Eine noch radikalere Sicht der multiplen Universen wird von David Lewis vertreten. Zitat:

"Bei Everett verzweigen sich Welten ständig, aber sie verbindet noch eine gemeinsame Vergangenheit. Für Lewis ist der Weltenbaum nur eine Denkmöglichkeit. Daneben gibt es für ihn auch Welten, die zu unserer in keinerlei Verbindung stehen. Das Einzige, was sie mit unserem Kosmos teilen, sei der logische Raum, in dem alles existiert, was möglich ist."

http://www.zeit.de/archiv/1999/44/199944.lewis1_.xml

Es liegt auf der Hand, dass sich aufgrund der Brisanz der Thematik auch "Ghosthunter" wie z.B. Prof. E. Senkowski (bekannt durch die "Instrumentelle Transkommunikation") mit den Aspekten der VWI in Bezug auf das menschliche Bewusstsein befassen:

http://www.buergerwelle.de/pdf/senkowski.pdf

http://www.rodiehr.de/a_24_itk_inhalt.htm#Inhalt

Assoziiert mit der VWI ist auch das "Holomovement", welches insbesondere durch die Bohmsche Mechanik bekannt wurde. Bohms "implizite Ordnung" kann als Fortsetzung der Führungswellen-Theorie von deBroglie bzw. dessen Quanten-Potential verstanden werden. In der Bohmschen Holowelt befindet sich der Beobachter gewissermassen in einer fraktalen Teilmenge (Mandelbrotset), dh. er sieht nie das Ganze zugleich, aber dafür einen Teil im Ganzen (wie bei einem Hologramm auch). Genauer gesagt, ist der Beobachter ein unverzichtbarer Teil des Ganzen.

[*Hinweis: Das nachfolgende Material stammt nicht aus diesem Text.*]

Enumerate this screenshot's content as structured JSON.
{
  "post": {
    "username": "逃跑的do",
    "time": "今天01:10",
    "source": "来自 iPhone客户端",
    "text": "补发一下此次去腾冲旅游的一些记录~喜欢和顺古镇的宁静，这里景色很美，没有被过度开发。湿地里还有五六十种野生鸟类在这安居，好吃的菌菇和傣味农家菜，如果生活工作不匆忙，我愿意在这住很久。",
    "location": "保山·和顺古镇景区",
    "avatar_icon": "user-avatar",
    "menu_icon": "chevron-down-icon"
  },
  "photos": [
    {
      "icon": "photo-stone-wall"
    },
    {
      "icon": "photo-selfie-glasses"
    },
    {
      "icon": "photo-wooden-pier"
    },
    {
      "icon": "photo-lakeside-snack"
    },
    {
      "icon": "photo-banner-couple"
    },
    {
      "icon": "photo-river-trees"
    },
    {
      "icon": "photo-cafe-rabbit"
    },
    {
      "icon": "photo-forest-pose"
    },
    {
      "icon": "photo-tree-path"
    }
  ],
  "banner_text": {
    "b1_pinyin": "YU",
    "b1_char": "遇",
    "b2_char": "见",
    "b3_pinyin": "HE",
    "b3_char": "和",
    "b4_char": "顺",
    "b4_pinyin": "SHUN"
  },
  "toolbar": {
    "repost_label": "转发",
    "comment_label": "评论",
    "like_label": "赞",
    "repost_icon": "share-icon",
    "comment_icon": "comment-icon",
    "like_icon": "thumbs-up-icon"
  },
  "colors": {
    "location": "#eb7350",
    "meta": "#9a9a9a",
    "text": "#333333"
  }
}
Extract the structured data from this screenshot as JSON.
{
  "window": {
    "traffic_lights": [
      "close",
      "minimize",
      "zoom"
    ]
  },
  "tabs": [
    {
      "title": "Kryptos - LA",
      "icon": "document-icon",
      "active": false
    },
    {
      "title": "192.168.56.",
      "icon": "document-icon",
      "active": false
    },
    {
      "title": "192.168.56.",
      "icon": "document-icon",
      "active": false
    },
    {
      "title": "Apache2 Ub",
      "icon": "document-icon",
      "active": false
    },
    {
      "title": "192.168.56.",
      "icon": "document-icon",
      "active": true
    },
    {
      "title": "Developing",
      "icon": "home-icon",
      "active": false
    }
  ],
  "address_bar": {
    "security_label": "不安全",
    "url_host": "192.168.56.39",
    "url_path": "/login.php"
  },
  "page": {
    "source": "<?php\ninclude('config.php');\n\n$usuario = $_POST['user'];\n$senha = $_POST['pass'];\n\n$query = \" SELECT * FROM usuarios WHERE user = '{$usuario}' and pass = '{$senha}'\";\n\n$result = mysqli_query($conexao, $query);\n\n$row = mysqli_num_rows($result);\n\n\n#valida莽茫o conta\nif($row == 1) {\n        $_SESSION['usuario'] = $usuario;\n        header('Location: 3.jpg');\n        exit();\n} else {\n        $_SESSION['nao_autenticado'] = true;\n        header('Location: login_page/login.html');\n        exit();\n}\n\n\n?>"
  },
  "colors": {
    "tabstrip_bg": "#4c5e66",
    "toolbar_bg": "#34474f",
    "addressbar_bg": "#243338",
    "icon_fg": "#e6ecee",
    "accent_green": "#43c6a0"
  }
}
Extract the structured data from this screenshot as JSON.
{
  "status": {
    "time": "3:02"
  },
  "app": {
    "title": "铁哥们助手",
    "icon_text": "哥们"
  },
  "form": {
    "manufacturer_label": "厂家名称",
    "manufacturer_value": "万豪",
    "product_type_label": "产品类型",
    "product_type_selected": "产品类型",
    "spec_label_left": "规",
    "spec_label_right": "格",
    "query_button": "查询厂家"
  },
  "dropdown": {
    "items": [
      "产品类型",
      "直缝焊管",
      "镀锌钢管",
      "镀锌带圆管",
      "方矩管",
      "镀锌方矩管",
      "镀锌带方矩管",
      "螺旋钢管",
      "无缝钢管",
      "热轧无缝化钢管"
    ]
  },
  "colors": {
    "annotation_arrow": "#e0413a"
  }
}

http://www.wissenschaft.de/wissen/hintergrund/203724.html

Solches wäre für die VWI wiederum von Bedeutung, weil jedem Punkt in der komplexen Zahlenebene ein präzise definierter realer Zahlenwert zuordnungsbar ist. Dh. dass aus der unendlichen Menge aller Möglichkeiten - welche permanent durch den Imaginäranteil generiert wird - genau ein reeller Wert von physischer Bedeutung ist. Die Menge der zeitlich sequentiellen Anteile eines Subsystems ergäbe dann in der Sprache der Relativitätsphysik eine Weltlinie. Alle Weltlinien miteinander bildeten dabei die Welt bzw. das quantisierte und dynamische Welttensorium der Heimschen "strukturellen Quantenfeldtheorie" (und damit im wahrsten Sinne des Wortes den zum Indikativ gewordenen Lauf der Weltgeschichte).

Im Grunde genommen geht die VWI aus philosophischer Sichtweise auf Leibnizens Monadenlehre zurück, weil Leibniz bereits im 17. Jh. über "mögliche Welten" nachdachte und zum Schluss kam, dass wir uns in "der besten aller möglichen Welten" befinden. Wenn man davon ausgeht, dass es auch eine "Hölle" gibt, mag das durchaus zutreffen.

Um zum Eingangsthema zurückzukehren: Was wäre wohl geschehen, wenn Hitler den Krieg gewonnen hätte? -- In einem multiplen Universum hat der "Führer" den Krieg wahrscheinlich im Konjunktiv sogar gewonnen. Zum Glück aber nicht in der kondensierten Wirklichkeit des Indikativ unserer Biosphäre.

p.s. Ich bin noch eine "Bringschuld" offen, wegen der im Primzahlthread an mich gerichteten Frage "siehst Du eine Lösung bezüglich der Unsymmetrie bei den MQ?". Vergessen habe ich dies nicht, aber ich vermag die Frage nicht zu beantworten. Zumindest gegenwärtig noch nicht.